Michael Oatley, the MI6 officer who acted as the British government's
contact with the IRA for years, was quite explicit about unionists' motives
for demanding weapons surrender. It was, he said in 1999, 'an excuse to
avoid the pursuit of peace'.
It's an excuse which has worked pretty well now for a decade mainly
because both the Irish and British governments have supported each
incremental unionist demand to the hilt.
Why did governments lend their support to demands which they know are
politically motivated and cannot be realised?

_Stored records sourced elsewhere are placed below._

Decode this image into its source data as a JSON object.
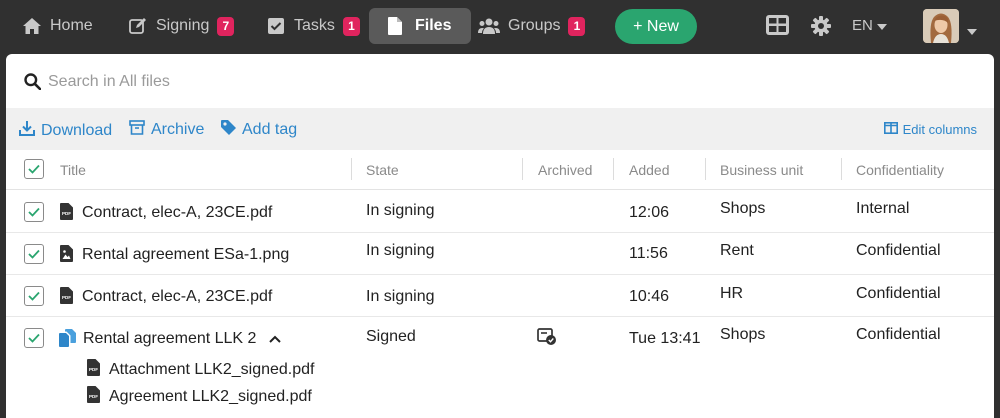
{
  "nav": {
    "home": "Home",
    "signing": "Signing",
    "signing_badge": "7",
    "tasks": "Tasks",
    "tasks_badge": "1",
    "files": "Files",
    "groups": "Groups",
    "groups_badge": "1",
    "new_button": "+ New",
    "language": "EN"
  },
  "search": {
    "placeholder": "Search in All files",
    "value": ""
  },
  "actions": {
    "download": "Download",
    "archive": "Archive",
    "add_tag": "Add tag",
    "edit_columns": "Edit columns"
  },
  "table": {
    "columns": [
      "Title",
      "State",
      "Archived",
      "Added",
      "Business unit",
      "Confidentiality"
    ],
    "rows": [
      {
        "title": "Contract, elec-A, 23CE.pdf",
        "state": "In signing",
        "added": "12:06",
        "unit": "Shops",
        "conf": "Internal"
      },
      {
        "title": "Rental agreement ESa-1.png",
        "state": "In signing",
        "added": "11:56",
        "unit": "Rent",
        "conf": "Confidential"
      },
      {
        "title": "Contract, elec-A, 23CE.pdf",
        "state": "In signing",
        "added": "10:46",
        "unit": "HR",
        "conf": "Confidential"
      },
      {
        "title": "Rental agreement LLK 2",
        "state": "Signed",
        "added": "Tue 13:41",
        "unit": "Shops",
        "conf": "Confidential",
        "children": [
          "Attachment LLK2_signed.pdf",
          "Agreement LLK2_signed.pdf"
        ]
      }
    ]
  },
  "colors": {
    "accent": "#2aa56f",
    "link": "#2e86c9",
    "badge": "#e0245e",
    "topbar": "#303030"
  }
}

They cannot be realised for the practical reasons mentioned here already,
but also for the very good reason that there is no way anyone can ever know
if the IRA has decommissioned all its weaponry. We would end with the
absurd proposition that, even if the IRA were to consent to photographic
evidence, which they won't, the DUP would have to believe the IRA when they
said they had completely decommissioned all their arms.
The DUP would have to answer the question, 'How do you know the IRA have
decommissioned all their weapons?' with the daft response, 'Because the IRA
told us.' Right.
The governments support this pantomime because they adhere to the fallacy
that if they cave in to unionists' demands, no matter how stupid, specious
or provocative, then unionists will ultimately have no alternative but to
be reasonable and see sense and behave like normal political animals.
Wrong. They have never in recorded history acted in such a fashion.
In fact all historical evidence points in the opposite direction to them
being notoriously unreasonable and senseless.
However, the result of the governments acting as the agents of demands
that unionists hoped would prove impossible for republicans to concede is
that republicans have made enormous gains as the price for accepting the
demands, drip by drip.
If republicans didn't have the decommissioning counter the unionists gave
them to play with, would they have got the deal on the men who killed Garda
McCabe? Would they have got speaking rights in the Dail and membership of
the Seanad so readily?
Yet republicans need to decommission and declare the IRA out of business
because they know they won't make electoral progress in the south unless
they do. So what's the solution? Simple.
The proposals Ahern and Blair presented last week represent the high water
mark for SF with all republican demands addressed.
The IRA have their stuff gathered together ready to decommission before
Christmas in a couple of big heaps, the locations of which are known only
to a few IRA men, the Irish special Branch and MI5.
What the IRA should do is shoot the DUP's fox.
Ring up de Chastelain, decommission it all as planned and he will tell the
DUP and the governments it's done. All gone. Sorry lads, nothing to
photograph. The IRA have already decommissioned three batches. They're
going to have to do the rest some time for southern politics. SF have
accepted the political aspects of last week's deal. They've nothing left to
gain by hanging on.
What could the DUP do?
In the end they have to believe the IRA anyway. So why not leave the DUP
looking stupid sooner rather than later?